This early 20th-century design reform movement can be elusive because it is not a style with a vocabulary of stock details, but a point of view, an ethos—like “cozy” or “green building.” The Arts & Crafts was modern before there was Modern, promoting holistic design that integrated building architecture, interiors, and furnishings, with healthful, efficient, and simple living. Though it appears in many ways, and varies with locale, if you find any of these ideas or features winking at you, start thinking Art & Crafts interior.
At its peak, the Arts & Crafts movement was hell bent to be totally new. Designers rejected anything that smacked of history or European revivals. Greco-Roman antiquities like classical mouldings or temple columns were verboten; instead, they used plain, square-edged boards with no curves for window and door trim or cabinetwork; slats or square sticks, not turnings, for stair balusters. The effect was radically innovative, if a bit austere and abstract.
Forget about today’s trendy “open concept;” Arts & Crafts designers invented it a century ago as the “general assembly plan.” Their layouts jettisoned Victorian halls, leaving living rooms to flow freely into dining rooms and libraries without walls. Colonnades, pairs of waist-high bookcases topped by pyramidal piers, might signal a change in room use.
Arts & Crafts designers broke new ground with woods and paneling, often local species, minimally finished in stains or wax to highlight grain, or left bare. Sometimes they charred, then wire-brushed the grain to expose it. Fireplace stone ideally came from the building’s site. Japanese grass cloths, heavy burlaps, and hessian fabrics were de rigueur wall coverings.
Simple-looking trim layouts belie advanced design ideas. Picture rails circling the room connect window and door headers so these openings are integrated into the space. In dining rooms, skeleton wainscots (panels of fabric composed with thin battens) organize walls into specific proportions, topped by a stencil frieze. False beams visually lower ceilings for increased intimacy.
New science led Arts & Crafts designers to a sophisticated palette of tertiary colors—that is, colors between primaries (red, blue, yellow) and their intermediates. Mossy, olive green is the poster child, but eggplant is close behind. Also, deep vermilion reds for leatherwork, gray and green washes on wood and copper.
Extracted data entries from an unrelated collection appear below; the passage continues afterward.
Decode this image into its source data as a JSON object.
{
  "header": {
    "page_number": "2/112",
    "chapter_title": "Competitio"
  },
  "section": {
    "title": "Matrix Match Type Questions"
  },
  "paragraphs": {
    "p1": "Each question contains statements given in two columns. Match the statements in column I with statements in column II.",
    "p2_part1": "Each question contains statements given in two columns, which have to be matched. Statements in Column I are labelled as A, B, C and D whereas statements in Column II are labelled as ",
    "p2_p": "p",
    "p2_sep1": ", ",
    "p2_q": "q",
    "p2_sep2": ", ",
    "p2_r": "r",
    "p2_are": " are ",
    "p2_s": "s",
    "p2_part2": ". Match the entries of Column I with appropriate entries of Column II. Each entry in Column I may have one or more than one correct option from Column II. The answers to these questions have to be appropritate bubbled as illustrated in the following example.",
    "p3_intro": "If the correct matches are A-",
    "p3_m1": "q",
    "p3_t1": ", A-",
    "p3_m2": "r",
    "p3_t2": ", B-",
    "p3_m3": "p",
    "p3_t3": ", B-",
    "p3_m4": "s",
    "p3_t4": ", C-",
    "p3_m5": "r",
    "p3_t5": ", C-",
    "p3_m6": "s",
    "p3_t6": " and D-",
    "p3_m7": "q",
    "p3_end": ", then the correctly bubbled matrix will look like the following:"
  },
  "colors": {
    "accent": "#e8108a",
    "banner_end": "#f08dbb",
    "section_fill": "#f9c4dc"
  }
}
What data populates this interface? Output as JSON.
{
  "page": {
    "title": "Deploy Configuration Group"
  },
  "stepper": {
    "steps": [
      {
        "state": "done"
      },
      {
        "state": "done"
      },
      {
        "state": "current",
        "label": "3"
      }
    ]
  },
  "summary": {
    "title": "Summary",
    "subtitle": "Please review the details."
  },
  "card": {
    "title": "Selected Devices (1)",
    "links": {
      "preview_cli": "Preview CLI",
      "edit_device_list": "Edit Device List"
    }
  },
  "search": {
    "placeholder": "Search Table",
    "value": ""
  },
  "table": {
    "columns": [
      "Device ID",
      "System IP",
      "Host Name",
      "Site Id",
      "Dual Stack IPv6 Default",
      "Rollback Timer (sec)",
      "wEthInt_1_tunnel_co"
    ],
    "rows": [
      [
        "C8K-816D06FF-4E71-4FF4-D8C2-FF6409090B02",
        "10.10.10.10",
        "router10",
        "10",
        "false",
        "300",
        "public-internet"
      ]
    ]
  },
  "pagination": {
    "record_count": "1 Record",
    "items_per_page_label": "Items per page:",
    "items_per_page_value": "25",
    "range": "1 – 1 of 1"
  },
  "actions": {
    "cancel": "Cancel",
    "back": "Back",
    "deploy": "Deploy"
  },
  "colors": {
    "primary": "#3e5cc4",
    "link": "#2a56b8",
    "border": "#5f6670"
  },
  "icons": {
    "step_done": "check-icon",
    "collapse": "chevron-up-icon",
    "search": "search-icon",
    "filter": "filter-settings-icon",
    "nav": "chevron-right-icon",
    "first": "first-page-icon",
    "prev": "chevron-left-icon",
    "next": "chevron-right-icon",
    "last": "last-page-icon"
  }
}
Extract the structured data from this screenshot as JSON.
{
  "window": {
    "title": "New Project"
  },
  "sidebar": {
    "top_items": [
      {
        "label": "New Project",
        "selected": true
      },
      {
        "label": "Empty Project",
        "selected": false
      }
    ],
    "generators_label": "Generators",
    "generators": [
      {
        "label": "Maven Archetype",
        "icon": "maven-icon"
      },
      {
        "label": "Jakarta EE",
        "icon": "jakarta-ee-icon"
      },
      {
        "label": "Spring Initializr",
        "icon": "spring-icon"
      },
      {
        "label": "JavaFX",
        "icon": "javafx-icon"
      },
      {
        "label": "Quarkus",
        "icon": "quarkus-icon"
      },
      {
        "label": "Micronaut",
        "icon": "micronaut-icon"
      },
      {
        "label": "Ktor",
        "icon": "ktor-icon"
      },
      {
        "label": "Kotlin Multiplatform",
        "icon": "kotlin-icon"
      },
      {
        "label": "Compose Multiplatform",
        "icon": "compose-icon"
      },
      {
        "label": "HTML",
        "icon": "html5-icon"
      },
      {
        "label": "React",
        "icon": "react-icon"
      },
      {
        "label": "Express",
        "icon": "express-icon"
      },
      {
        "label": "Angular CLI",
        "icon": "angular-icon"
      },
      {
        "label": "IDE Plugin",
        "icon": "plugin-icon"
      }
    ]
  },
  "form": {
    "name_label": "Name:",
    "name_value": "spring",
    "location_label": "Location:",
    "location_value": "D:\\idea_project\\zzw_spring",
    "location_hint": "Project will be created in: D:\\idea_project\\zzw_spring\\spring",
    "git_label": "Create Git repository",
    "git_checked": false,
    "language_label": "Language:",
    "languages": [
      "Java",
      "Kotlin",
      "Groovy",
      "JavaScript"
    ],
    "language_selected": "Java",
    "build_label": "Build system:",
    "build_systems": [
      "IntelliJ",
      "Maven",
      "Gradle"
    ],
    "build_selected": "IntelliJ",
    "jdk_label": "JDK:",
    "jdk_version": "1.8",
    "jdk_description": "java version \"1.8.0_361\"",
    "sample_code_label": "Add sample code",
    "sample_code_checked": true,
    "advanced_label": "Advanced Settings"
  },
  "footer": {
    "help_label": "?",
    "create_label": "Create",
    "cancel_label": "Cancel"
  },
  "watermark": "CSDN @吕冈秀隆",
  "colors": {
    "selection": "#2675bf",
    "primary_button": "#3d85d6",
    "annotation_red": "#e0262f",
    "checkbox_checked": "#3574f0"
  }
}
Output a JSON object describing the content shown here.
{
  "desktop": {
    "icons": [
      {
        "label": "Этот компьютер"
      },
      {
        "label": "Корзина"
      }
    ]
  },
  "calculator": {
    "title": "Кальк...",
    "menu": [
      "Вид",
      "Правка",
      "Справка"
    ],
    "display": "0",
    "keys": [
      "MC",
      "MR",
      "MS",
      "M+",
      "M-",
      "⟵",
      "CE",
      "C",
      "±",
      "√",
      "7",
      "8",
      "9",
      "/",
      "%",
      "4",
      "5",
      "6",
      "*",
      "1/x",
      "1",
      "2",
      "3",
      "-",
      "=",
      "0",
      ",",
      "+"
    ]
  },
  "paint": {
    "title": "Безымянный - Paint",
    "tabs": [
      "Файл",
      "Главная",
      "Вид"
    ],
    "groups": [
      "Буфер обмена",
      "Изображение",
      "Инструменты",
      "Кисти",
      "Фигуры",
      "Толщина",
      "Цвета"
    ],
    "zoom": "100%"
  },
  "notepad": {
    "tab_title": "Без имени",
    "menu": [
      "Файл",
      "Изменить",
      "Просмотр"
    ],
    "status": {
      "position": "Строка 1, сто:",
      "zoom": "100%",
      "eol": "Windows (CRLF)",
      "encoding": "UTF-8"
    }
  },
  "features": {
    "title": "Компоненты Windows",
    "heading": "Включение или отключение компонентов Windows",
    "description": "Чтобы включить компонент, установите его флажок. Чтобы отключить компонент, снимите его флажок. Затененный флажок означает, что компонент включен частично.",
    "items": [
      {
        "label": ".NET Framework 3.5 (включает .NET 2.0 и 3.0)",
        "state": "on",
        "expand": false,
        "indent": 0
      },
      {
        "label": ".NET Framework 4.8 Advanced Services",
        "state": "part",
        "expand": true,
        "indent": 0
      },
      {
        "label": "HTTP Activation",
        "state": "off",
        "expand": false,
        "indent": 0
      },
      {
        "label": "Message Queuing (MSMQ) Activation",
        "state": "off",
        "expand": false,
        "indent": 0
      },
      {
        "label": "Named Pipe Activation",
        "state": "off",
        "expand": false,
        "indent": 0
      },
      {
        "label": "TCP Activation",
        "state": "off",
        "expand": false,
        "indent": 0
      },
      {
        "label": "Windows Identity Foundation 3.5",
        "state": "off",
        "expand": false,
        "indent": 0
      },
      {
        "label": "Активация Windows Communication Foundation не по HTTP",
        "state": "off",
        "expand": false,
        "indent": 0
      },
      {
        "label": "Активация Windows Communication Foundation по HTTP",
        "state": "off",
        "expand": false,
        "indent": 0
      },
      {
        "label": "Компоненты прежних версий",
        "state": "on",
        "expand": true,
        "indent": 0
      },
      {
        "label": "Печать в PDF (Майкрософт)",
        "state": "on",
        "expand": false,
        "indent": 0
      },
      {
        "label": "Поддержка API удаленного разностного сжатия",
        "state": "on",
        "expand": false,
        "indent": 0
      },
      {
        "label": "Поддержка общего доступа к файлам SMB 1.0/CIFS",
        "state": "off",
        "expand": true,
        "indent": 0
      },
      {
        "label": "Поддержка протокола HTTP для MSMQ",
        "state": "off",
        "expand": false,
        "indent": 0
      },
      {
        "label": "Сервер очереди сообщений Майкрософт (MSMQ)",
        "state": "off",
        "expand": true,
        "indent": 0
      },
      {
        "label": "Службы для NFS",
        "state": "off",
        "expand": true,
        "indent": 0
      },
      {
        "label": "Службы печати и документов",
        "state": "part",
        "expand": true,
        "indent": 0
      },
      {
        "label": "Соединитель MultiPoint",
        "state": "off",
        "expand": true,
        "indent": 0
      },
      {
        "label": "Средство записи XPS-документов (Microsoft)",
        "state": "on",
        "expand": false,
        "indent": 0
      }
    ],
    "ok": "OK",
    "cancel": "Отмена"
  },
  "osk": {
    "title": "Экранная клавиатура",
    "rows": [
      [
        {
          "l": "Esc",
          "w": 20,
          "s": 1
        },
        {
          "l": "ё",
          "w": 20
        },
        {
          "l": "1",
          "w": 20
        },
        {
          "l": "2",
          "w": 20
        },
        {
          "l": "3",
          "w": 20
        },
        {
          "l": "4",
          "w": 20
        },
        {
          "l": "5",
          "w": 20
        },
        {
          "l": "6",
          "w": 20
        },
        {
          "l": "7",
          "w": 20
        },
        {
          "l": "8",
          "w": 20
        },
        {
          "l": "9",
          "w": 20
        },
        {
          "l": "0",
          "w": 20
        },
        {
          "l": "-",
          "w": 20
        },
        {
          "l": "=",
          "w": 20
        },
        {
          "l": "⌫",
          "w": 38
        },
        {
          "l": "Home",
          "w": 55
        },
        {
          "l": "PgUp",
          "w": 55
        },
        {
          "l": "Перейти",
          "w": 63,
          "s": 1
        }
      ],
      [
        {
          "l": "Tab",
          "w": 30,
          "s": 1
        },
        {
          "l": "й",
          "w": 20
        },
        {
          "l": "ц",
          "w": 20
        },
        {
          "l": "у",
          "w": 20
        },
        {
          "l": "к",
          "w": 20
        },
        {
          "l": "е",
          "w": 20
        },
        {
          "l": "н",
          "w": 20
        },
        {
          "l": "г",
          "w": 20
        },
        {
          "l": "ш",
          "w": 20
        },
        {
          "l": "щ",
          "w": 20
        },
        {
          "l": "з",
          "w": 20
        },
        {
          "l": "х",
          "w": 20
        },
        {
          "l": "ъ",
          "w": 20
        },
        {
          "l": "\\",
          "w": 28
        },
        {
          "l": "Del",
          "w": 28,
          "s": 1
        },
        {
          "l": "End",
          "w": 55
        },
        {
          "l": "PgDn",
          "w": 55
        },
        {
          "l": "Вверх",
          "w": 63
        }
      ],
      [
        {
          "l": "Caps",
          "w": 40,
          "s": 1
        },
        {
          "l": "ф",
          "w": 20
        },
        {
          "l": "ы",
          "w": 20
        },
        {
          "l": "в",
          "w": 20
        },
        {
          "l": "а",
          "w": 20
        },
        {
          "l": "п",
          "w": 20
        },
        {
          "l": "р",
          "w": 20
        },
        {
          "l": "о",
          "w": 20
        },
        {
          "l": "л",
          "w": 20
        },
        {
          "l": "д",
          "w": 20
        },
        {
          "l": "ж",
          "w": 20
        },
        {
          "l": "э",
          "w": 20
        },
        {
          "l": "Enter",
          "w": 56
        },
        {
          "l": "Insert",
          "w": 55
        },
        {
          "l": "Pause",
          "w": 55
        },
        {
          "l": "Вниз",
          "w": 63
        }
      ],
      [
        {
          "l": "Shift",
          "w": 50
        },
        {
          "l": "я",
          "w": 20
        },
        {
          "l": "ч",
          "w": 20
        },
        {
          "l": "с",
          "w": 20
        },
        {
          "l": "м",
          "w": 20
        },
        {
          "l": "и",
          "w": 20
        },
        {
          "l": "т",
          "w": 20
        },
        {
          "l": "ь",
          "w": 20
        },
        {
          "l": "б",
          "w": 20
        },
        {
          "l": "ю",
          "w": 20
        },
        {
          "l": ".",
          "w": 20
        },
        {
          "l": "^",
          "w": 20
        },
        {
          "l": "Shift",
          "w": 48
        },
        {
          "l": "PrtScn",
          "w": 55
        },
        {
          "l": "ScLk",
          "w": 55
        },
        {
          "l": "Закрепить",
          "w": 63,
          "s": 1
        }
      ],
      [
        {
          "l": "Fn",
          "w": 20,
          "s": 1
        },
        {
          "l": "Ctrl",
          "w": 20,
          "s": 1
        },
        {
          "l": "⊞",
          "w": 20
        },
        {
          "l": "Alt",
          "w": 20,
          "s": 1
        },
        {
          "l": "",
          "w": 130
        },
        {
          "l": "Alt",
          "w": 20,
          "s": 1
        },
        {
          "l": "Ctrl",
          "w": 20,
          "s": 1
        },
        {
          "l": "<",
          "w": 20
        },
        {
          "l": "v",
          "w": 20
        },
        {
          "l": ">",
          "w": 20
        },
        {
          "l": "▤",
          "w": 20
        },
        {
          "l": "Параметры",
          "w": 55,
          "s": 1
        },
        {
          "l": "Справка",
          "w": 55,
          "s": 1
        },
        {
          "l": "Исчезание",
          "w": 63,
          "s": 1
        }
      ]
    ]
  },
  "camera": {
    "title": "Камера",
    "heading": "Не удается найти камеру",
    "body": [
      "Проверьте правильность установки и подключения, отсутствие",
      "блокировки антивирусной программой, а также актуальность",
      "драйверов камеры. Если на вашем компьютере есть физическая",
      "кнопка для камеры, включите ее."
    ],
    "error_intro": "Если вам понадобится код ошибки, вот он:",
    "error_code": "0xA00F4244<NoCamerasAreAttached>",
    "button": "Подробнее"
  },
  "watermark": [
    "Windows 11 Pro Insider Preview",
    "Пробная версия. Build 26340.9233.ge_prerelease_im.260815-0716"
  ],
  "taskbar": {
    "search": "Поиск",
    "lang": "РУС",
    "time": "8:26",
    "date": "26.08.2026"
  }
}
Efficiency and sanitation, prime drivers of Arts & Crafts interiors, came together in built-in sideboards, bookcases, and bench seats. Literally built into walls, built-ins eliminated legs and undersides that hid nasty, germ-laden dust. Inglenooks, pairs of facing benches flanking the fireplace, are iconic examples.
Of course, rectilinear oak furniture goes hand-inglove with an Arts & Crafts interior—but not exclusively. Tastemakers of the 1910s also blessed doses of Victorian overstuffed chairs, handmade tables, or favorite hand-me downs. Ceramics were a passion, especially tiles and vases in mossy green (complementing brown oak), as were Native American baskets and Navajo rugs.
Though central heating had made fireplaces obsolete, they roared back in popularity as the psychic center of the Arts & Crafts house. Whether built of rubble stones or more commonly brick, the classic Arts & Crafts fireplace has a copper hood and/or a few scenic tiles set in the masonry, or a motto carved in the mantelshelf. Bookcases at each side were all but mandatory. Just as a bungalow is not really a bungalow without a porch, it’s hard to have an Arts& Crafts interior without a fireplace.